Dari kejauhan, Pak Ratno dan Bu Sari terlihat harmonis saat memetik sayuran gimbal berwarna hijau tua. Gendhis berjalan menuju tempat di mana orang tuanya sedang memanen sayur brokoli.
"Bapak, Ibu, istirahat dulu. Ini Gendhis bawakan makanan!" Seru Gendhis sambil berjalan menuju gubuk bambu.
"Iya, Nduk... sebentar lagi." Jawab Bu Sari.
Gubuk itu sengaja dibuat oleh Pak Ratno sebagai tempat berteduh dikala hujan atau terik. Meski tak seluas rumah, namun cukup untuk melepas lelah. Tak hanya itu, gubuk juga dijadikan sebagai tempat meletakkan hasil panen mereka.
(Nduk... merupakan panggilan kesayangan untuk anak perempuan bagi masyarakat Jawa, yaitu Jawa Tengah dan DIY).
Gendhis meletakkan rantang dan teko di atas dipan bambu berukuran 2m x 1m. Beberapa karung brokoli tampak bersandar pada pagar gubuk yang terbuat dari bambu. Pak Ratno dan Bu Sari menghentikan jemari mereka yang sedang sigap memanen brokoli. Mereka bejalan menuju gubuk yang hanya berjarak beberapa meter dari tempat mereka memanen.
"Bu, ini tadi Gendhis masak sayur kesukaan bapak, oseng kubis hijau sama ikan asin." Ucap Gendhis sambil membuka rantang berisi makanan.

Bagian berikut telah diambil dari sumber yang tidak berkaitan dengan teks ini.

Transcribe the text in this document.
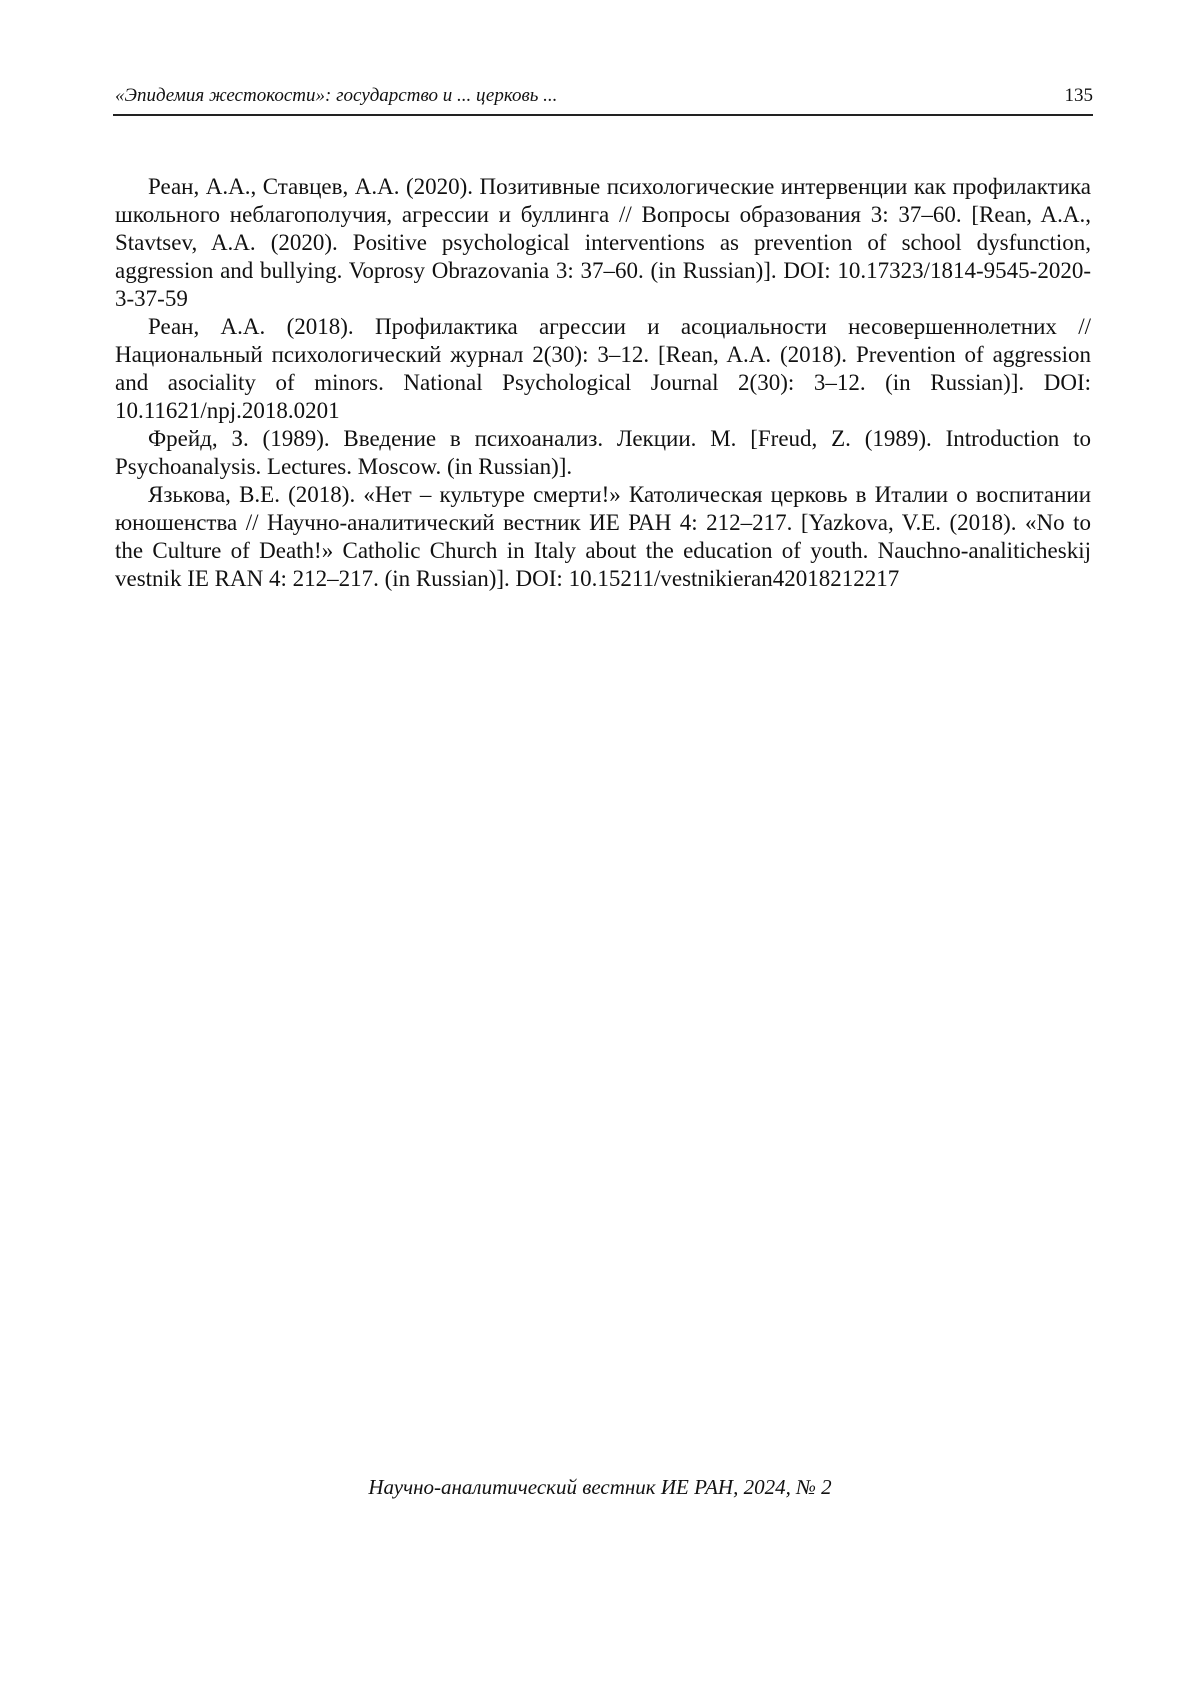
«Эпидемия жестокости»: государство и ... церковь ...	135

Реан, А.А., Ставцев, А.А. (2020). Позитивные психологические интервенции как профилактика школьного неблагополучия, агрессии и буллинга // Вопросы образования 3: 37–60. [Rean, A.A., Stavtsev, A.A. (2020). Positive psychological interventions as prevention of school dysfunction, aggression and bullying. Voprosy Obrazovania 3: 37–60. (in Russian)]. DOI: 10.17323/1814-9545-2020-3-37-59

Реан, А.А. (2018). Профилактика агрессии и асоциальности несовершеннолетних // Национальный психологический журнал 2(30): 3–12. [Rean, A.A. (2018). Prevention of aggression and asociality of minors. National Psychological Journal 2(30): 3–12. (in Russian)]. DOI: 10.11621/npj.2018.0201

Фрейд, З. (1989). Введение в психоанализ. Лекции. М. [Freud, Z. (1989). Introduction to Psychoanalysis. Lectures. Moscow. (in Russian)].

Язькова, В.Е. (2018). «Нет – культуре смерти!» Католическая церковь в Италии о воспитании юношенства // Научно-аналитический вестник ИЕ РАН 4: 212–217. [Yazkova, V.E. (2018). «No to the Culture of Death!» Catholic Church in Italy about the education of youth. Nauchno-analiticheskij vestnik IE RAN 4: 212–217. (in Russian)]. DOI: 10.15211/vestnikieran42018212217

Научно-аналитический вестник ИЕ РАН, 2024, № 2
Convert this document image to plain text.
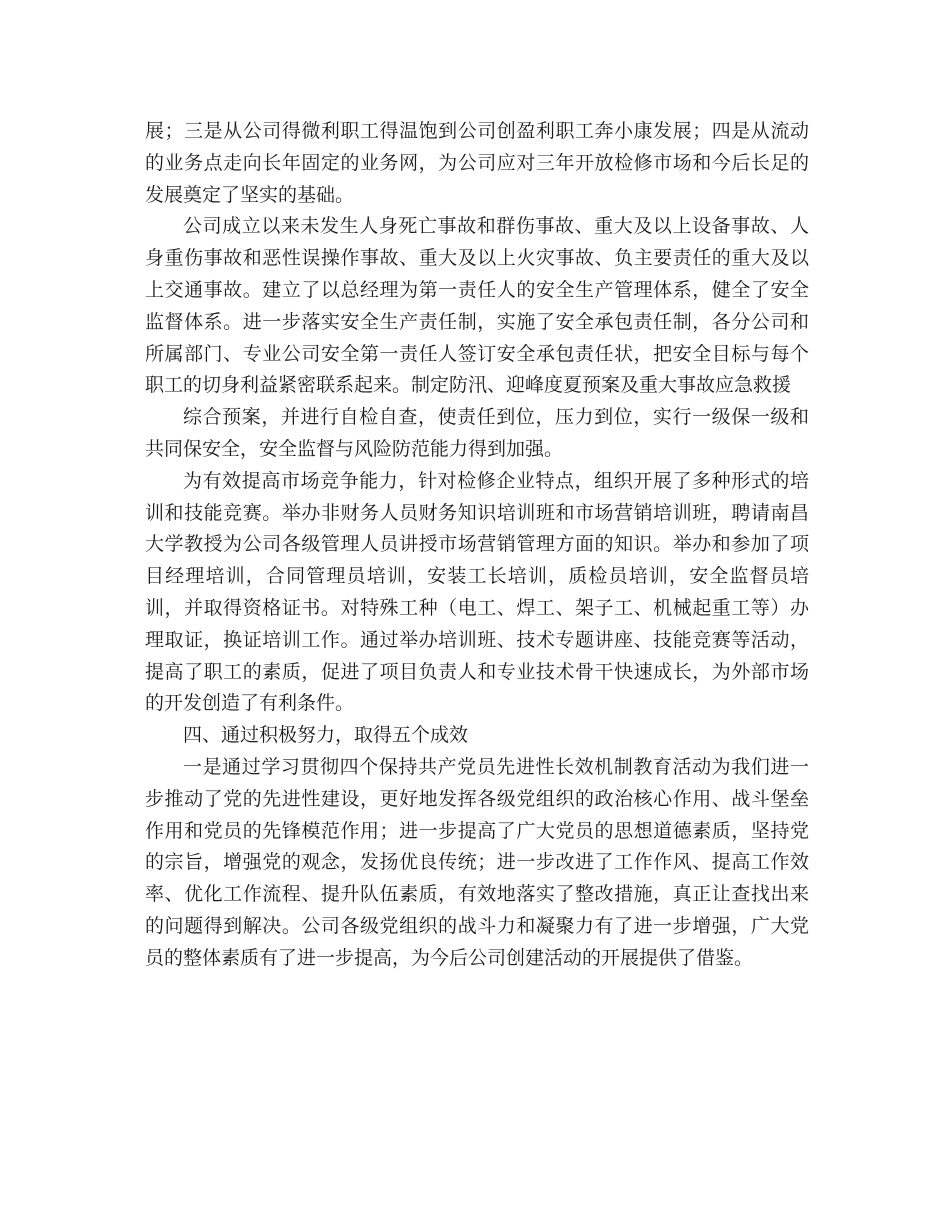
展；三是从公司得微利职工得温饱到公司创盈利职工奔小康发展；四是从流动的业务点走向长年固定的业务网，为公司应对三年开放检修市场和今后长足的发展奠定了坚实的基础。

公司成立以来未发生人身死亡事故和群伤事故、重大及以上设备事故、人身重伤事故和恶性误操作事故、重大及以上火灾事故、负主要责任的重大及以上交通事故。建立了以总经理为第一责任人的安全生产管理体系，健全了安全监督体系。进一步落实安全生产责任制，实施了安全承包责任制，各分公司和所属部门、专业公司安全第一责任人签订安全承包责任状，把安全目标与每个职工的切身利益紧密联系起来。制定防汛、迎峰度夏预案及重大事故应急救援

综合预案，并进行自检自查，使责任到位，压力到位，实行一级保一级和共同保安全，安全监督与风险防范能力得到加强。

为有效提高市场竞争能力，针对检修企业特点，组织开展了多种形式的培训和技能竞赛。举办非财务人员财务知识培训班和市场营销培训班，聘请南昌大学教授为公司各级管理人员讲授市场营销管理方面的知识。举办和参加了项目经理培训，合同管理员培训，安装工长培训，质检员培训，安全监督员培训，并取得资格证书。对特殊工种（电工、焊工、架子工、机械起重工等）办理取证，换证培训工作。通过举办培训班、技术专题讲座、技能竞赛等活动，提高了职工的素质，促进了项目负责人和专业技术骨干快速成长，为外部市场的开发创造了有利条件。

四、通过积极努力，取得五个成效

一是通过学习贯彻四个保持共产党员先进性长效机制教育活动为我们进一步推动了党的先进性建设，更好地发挥各级党组织的政治核心作用、战斗堡垒作用和党员的先锋模范作用；进一步提高了广大党员的思想道德素质，坚持党的宗旨，增强党的观念，发扬优良传统；进一步改进了工作作风、提高工作效率、优化工作流程、提升队伍素质，有效地落实了整改措施，真正让查找出来的问题得到解决。公司各级党组织的战斗力和凝聚力有了进一步增强，广大党员的整体素质有了进一步提高，为今后公司创建活动的开展提供了借鉴。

Sejak kecil, Pak ratno selalu membiasakan hidup sederhana pada keluarganya. Bukan karena tidak mampu, hanya saja kalau urusan makanan sehari-hari, keluarga itu lebih memilih pola hidup sehat dengan mengkonsumsi banyak sayuran. Itulah salah satu wujud syukur mereka pada Sang Pencipta atas hasil bumi yang melimpah.
"Jam segini kok sudah mateng Nduk, pikir Ibu mau selesaikan dulu beberapa baris baru istirahat." Jawab Bu Sari sambil mencuci tangan nya dengan air yang ada di kolam kecil yang sering mereka gunakan untuk menampung air di samping gubuk.

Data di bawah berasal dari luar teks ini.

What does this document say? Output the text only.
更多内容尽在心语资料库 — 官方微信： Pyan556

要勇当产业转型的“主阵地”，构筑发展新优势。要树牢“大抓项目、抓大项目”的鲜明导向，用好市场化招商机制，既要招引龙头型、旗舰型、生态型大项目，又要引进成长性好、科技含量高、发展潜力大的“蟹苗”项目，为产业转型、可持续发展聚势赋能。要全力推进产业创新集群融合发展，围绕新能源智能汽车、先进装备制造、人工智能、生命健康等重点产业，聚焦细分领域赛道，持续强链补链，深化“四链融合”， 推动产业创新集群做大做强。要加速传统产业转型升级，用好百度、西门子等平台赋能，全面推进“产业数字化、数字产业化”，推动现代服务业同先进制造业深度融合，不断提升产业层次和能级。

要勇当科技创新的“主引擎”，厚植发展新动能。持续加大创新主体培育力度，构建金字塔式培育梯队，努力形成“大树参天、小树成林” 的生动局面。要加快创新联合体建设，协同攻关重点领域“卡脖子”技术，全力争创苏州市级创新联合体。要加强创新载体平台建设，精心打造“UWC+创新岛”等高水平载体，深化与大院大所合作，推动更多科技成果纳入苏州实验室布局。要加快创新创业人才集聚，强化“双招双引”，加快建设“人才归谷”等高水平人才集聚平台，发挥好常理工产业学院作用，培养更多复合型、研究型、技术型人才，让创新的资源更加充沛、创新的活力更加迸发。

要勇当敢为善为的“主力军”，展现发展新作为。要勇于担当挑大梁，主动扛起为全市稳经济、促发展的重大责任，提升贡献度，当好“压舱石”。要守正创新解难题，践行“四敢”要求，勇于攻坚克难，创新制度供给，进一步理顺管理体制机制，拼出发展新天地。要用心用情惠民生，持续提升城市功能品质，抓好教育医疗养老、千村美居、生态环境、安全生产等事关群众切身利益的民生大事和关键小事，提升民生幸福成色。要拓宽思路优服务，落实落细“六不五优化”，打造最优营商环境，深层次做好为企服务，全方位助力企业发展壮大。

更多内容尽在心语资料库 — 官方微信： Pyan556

Saat kemarau datang, petani di Kampung Merangi harus menyiram tanamannya kalau mereka tak ingin gagal panen. Mereka harus memiliki akses cukup air yang biasa mereka alirkan dari sumber air dengan menggunakan pipa. Sungguh berat tugas seorang petani. Di saat terik, mereka harus tetap menyiram tanaman paling tidak sehari sekali. Kalau harga sedang bagus, tak sedikit petani yang langsung bisa membeli kendaraan bermotor atau membangun rumah mereka. Tapi saat harga sayur terjun bebas, seolah tak ada artinya, sayur-sayuran itu hanya dijadikan pakan untuk ternak mereka. Kendati demikian, mereka tidak pernah mengeluh, selalu mensyukuri hasil panen meski kadang harga sayur di pasar tidak stabil.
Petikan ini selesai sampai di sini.